Un jeune homme est décédé après un malaise lors de l'une des courses du 43e marathon international de Nouvelle-Calédonie, ce dimanche à Nouméa. Plusieurs autres participants ont été secourus. Face à la saturation des secours, la course a été arrêtée à 11 heures. Les précisions de notre partenaire Les Nouvelles calédoniennes.
Un jeune homme de 25 ans est décédé, dimanche 6 septembre, alors qu'il participait à l'une des courses du 43e Marathon international de Nouvelle-Calédonie, à Nouméa. Selon la mairie, le jeune homme a été victime d'un malaise vers 9 h 45. Rapidement pris en charge par les sapeurs-pompiers, puis par l'équipe médicale du Samu, il est décédé malgré les tentatives de réanimation.
Le parquet a annoncé dimanche soir l'ouverture d'une enquête pour rechercher les causes de la mort. Le procureur de la République, Yves Dupas, exclut l'intervention d'un tiers et précise que les investigations médico-légales doivent simplement permettre de déterminer les causes exactes du décès.
Des secours saturés
Dès 9 h 30, indique la mairie, plusieurs coureurs avaient été victimes de malaises. La lieutenant-colonel des pompiers, Géraldine Bourgoin, fait état, outre le jeune homme décédé, d'un autre homme dans un état grave et de six autres personnes prises en charge, dont quatre transportés au Médipôle. Elle évoque notamment des hyperthermies sévères, c'est-à-dire une élévation dangereuse de la température du corps.

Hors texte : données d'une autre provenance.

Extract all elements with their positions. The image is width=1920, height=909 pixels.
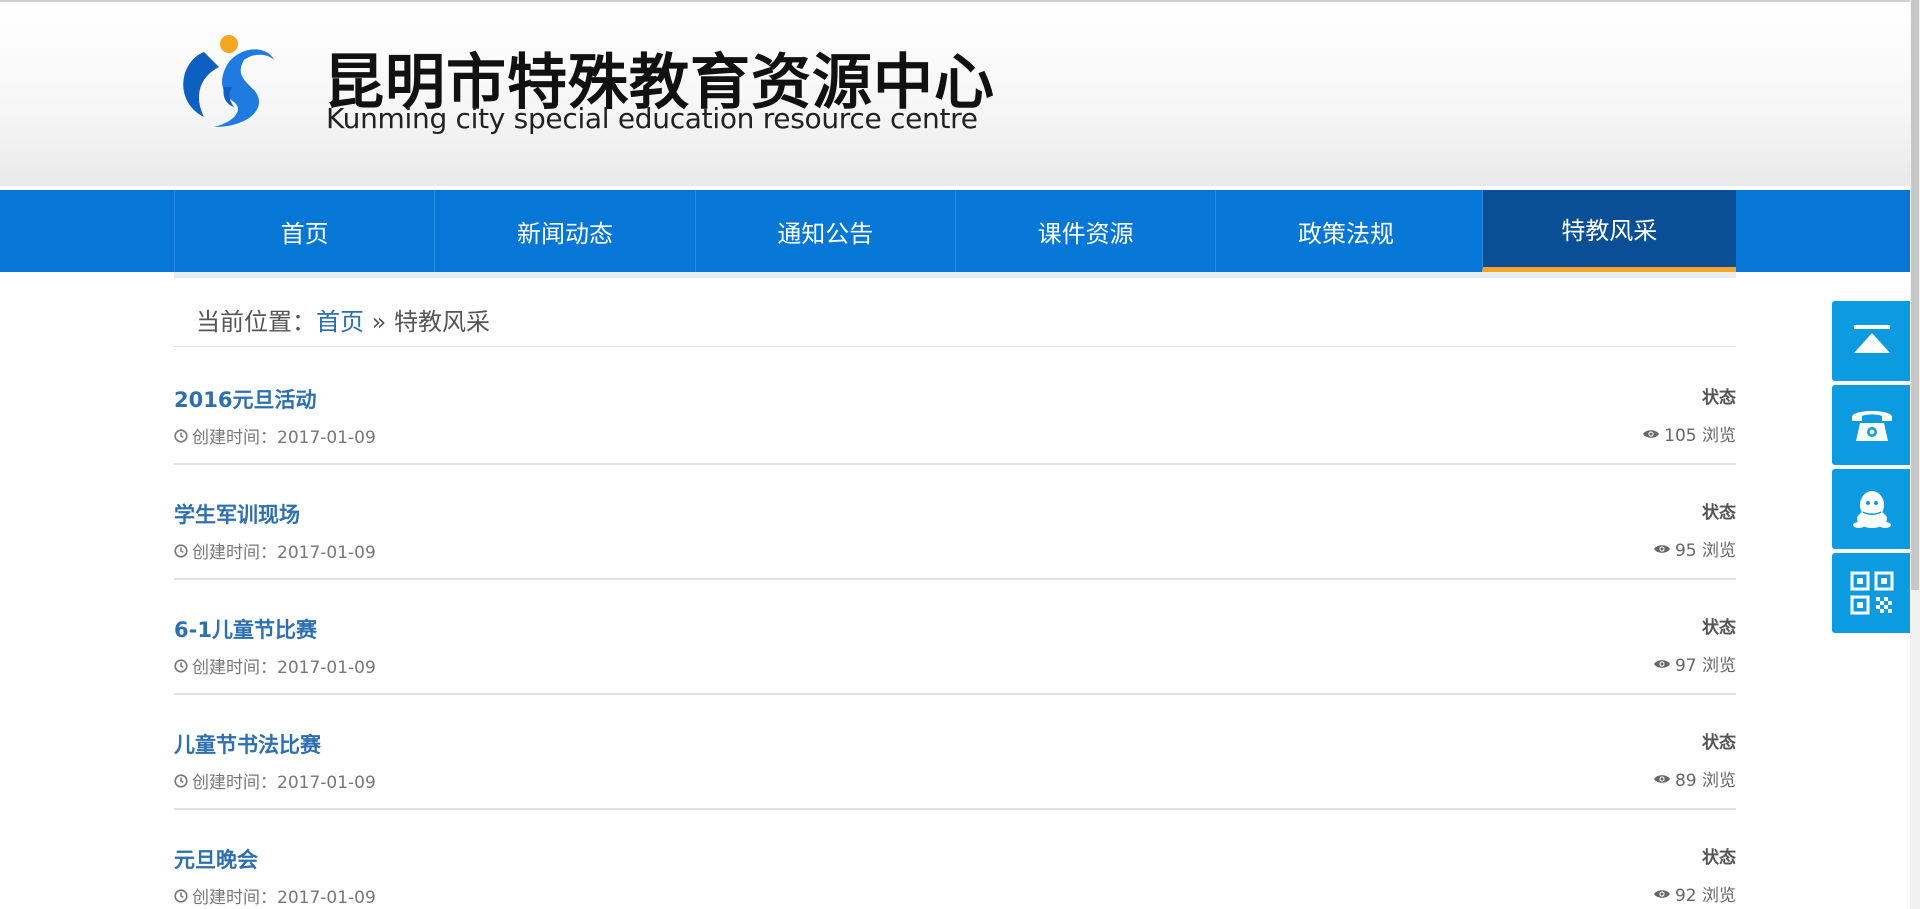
views-text: 92 浏览 (1674, 886, 1736, 906)
main-nav-bar: 首页 新闻动态 通知公告 课件资源 政策法规 特教风采 (0, 190, 1920, 272)
nav-item-home[interactable]: 首页 (174, 190, 434, 272)
site-logo[interactable]: 昆明市特殊教育资源中心 Kunming city special educati… (174, 32, 994, 142)
back-to-top-button[interactable] (1832, 301, 1912, 381)
logo-mark-icon (183, 35, 274, 127)
list-item-status: 状态 (1702, 388, 1736, 408)
eye-icon (1653, 659, 1670, 668)
qr-code-button[interactable] (1832, 553, 1912, 633)
page-scrollbar-thumb[interactable] (1911, 0, 1919, 590)
list-item-created: 创建时间：2017-01-09 (174, 423, 376, 448)
views-text: 89 浏览 (1674, 771, 1736, 791)
list-item-views: 97 浏览 (1653, 651, 1736, 676)
list-item-views: 95 浏览 (1653, 536, 1736, 561)
breadcrumb-home-link[interactable]: 首页 (316, 308, 364, 336)
list-item-created: 创建时间：2017-01-09 (174, 768, 376, 793)
list-item-title-link[interactable]: 6-1儿童节比赛 (174, 614, 317, 644)
qr-code-icon (1850, 571, 1894, 615)
clock-icon (174, 658, 188, 673)
nav-item-notices[interactable]: 通知公告 (694, 190, 955, 272)
article-list: 2016元旦活动 创建时间：2017-01-09 状态 105 浏览 学生军训现… (174, 350, 1736, 909)
nav-item-news[interactable]: 新闻动态 (434, 190, 694, 272)
list-item-status: 状态 (1702, 618, 1736, 638)
list-item-created: 创建时间：2017-01-09 (174, 538, 376, 563)
floating-toolbar (1832, 301, 1912, 637)
qq-button[interactable] (1832, 469, 1912, 549)
nav-item-showcase[interactable]: 特教风采 (1481, 190, 1736, 272)
nav-bottom-strip (174, 272, 1736, 278)
clock-icon (174, 428, 188, 443)
views-text: 105 浏览 (1664, 426, 1736, 446)
list-item-views: 92 浏览 (1653, 881, 1736, 906)
phone-button[interactable] (1832, 385, 1912, 465)
clock-icon (174, 773, 188, 788)
created-text: 创建时间：2017-01-09 (192, 543, 376, 563)
qq-penguin-icon (1853, 491, 1891, 528)
breadcrumb-divider (174, 346, 1736, 347)
nav-item-courseware[interactable]: 课件资源 (954, 190, 1215, 272)
created-text: 创建时间：2017-01-09 (192, 428, 376, 448)
list-item-title-link[interactable]: 学生军训现场 (174, 499, 300, 529)
breadcrumb-separator: » (371, 308, 387, 336)
list-item-title-link[interactable]: 儿童节书法比赛 (174, 729, 321, 759)
eye-icon (1653, 889, 1670, 898)
views-text: 97 浏览 (1674, 656, 1736, 676)
breadcrumb-current: 特教风采 (393, 308, 490, 336)
list-item: 2016元旦活动 创建时间：2017-01-09 状态 105 浏览 (174, 350, 1736, 465)
clock-icon (174, 543, 188, 558)
breadcrumb: 当前位置：首页 » 特教风采 (196, 302, 490, 337)
views-text: 95 浏览 (1674, 541, 1736, 561)
list-item-title-link[interactable]: 2016元旦活动 (174, 384, 316, 414)
phone-icon (1852, 411, 1892, 441)
list-item-status: 状态 (1702, 848, 1736, 868)
created-text: 创建时间：2017-01-09 (192, 773, 376, 793)
list-item-views: 89 浏览 (1653, 766, 1736, 791)
list-item-status: 状态 (1702, 733, 1736, 753)
list-item-views: 105 浏览 (1642, 421, 1736, 446)
main-nav: 首页 新闻动态 通知公告 课件资源 政策法规 特教风采 (174, 190, 1736, 272)
list-item: 儿童节书法比赛 创建时间：2017-01-09 状态 89 浏览 (174, 695, 1736, 810)
list-item-created: 创建时间：2017-01-09 (174, 883, 376, 908)
eye-icon (1643, 429, 1660, 438)
nav-item-policies[interactable]: 政策法规 (1215, 190, 1475, 272)
clock-icon (174, 888, 188, 903)
breadcrumb-prefix: 当前位置： (196, 308, 316, 336)
created-text: 创建时间：2017-01-09 (192, 658, 376, 678)
site-header: 昆明市特殊教育资源中心 Kunming city special educati… (0, 0, 1920, 186)
list-item: 6-1儿童节比赛 创建时间：2017-01-09 状态 97 浏览 (174, 580, 1736, 695)
list-item: 元旦晚会 创建时间：2017-01-09 状态 92 浏览 (174, 810, 1736, 909)
logo-english-title: Kunming city special education resource … (326, 102, 978, 135)
eye-icon (1653, 774, 1670, 783)
list-item: 学生军训现场 创建时间：2017-01-09 状态 95 浏览 (174, 465, 1736, 580)
created-text: 创建时间：2017-01-09 (192, 888, 376, 908)
back-to-top-icon (1854, 325, 1890, 353)
list-item-title-link[interactable]: 元旦晚会 (174, 844, 258, 874)
list-item-status: 状态 (1702, 503, 1736, 523)
list-item-created: 创建时间：2017-01-09 (174, 653, 376, 678)
eye-icon (1653, 544, 1670, 553)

Les pompiers ont été appelés en renfort du dispositif de secours de l'événement. Les deux ambulances de la ville ont notamment été mobilisées, tandis que la Sécurité civile a été sollicitée pour assurer les secours dans les autres quartiers de Nouméa.
« La sécurité des coureurs ne pouvait plus être assurée et les services de secours étaient saturés », explique Géraldine Bourgoin. L'afflux de patients mettait également les urgences de l'hôpital sous pression. La course a donc été stoppée à 11 heures, en concertation avec les organisateurs.
Dans un communiqué, la maire, Sonia Lagarde, indique avoir pris cette décision pour préserver la capacité d'intervention des secours. « Il était de ma responsabilité de faire primer la sécurité des participants et de ne prendre aucun risque supplémentaire », souligne-t-elle.
Géraldine Bourgoin évoque plusieurs facteurs pouvant expliquer ces malaises, sans établir de cause commune à l'ensemble de ces prises en charge. Les circonstances médicales du décès restent encore à déterminer par l'enquête.
La mairie et le gouvernement ont adressé leurs condoléances à la famille du jeune coureur. Dans un communiqué publié dimanche, le gouvernement évoque lui aussi plusieurs coups de chaleur parmi les autres participants et relaie les recommandations de la direction des affaires sanitaires et sociales, notamment d'éviter les efforts physiques intenses aux heures les plus chaudes de la journée.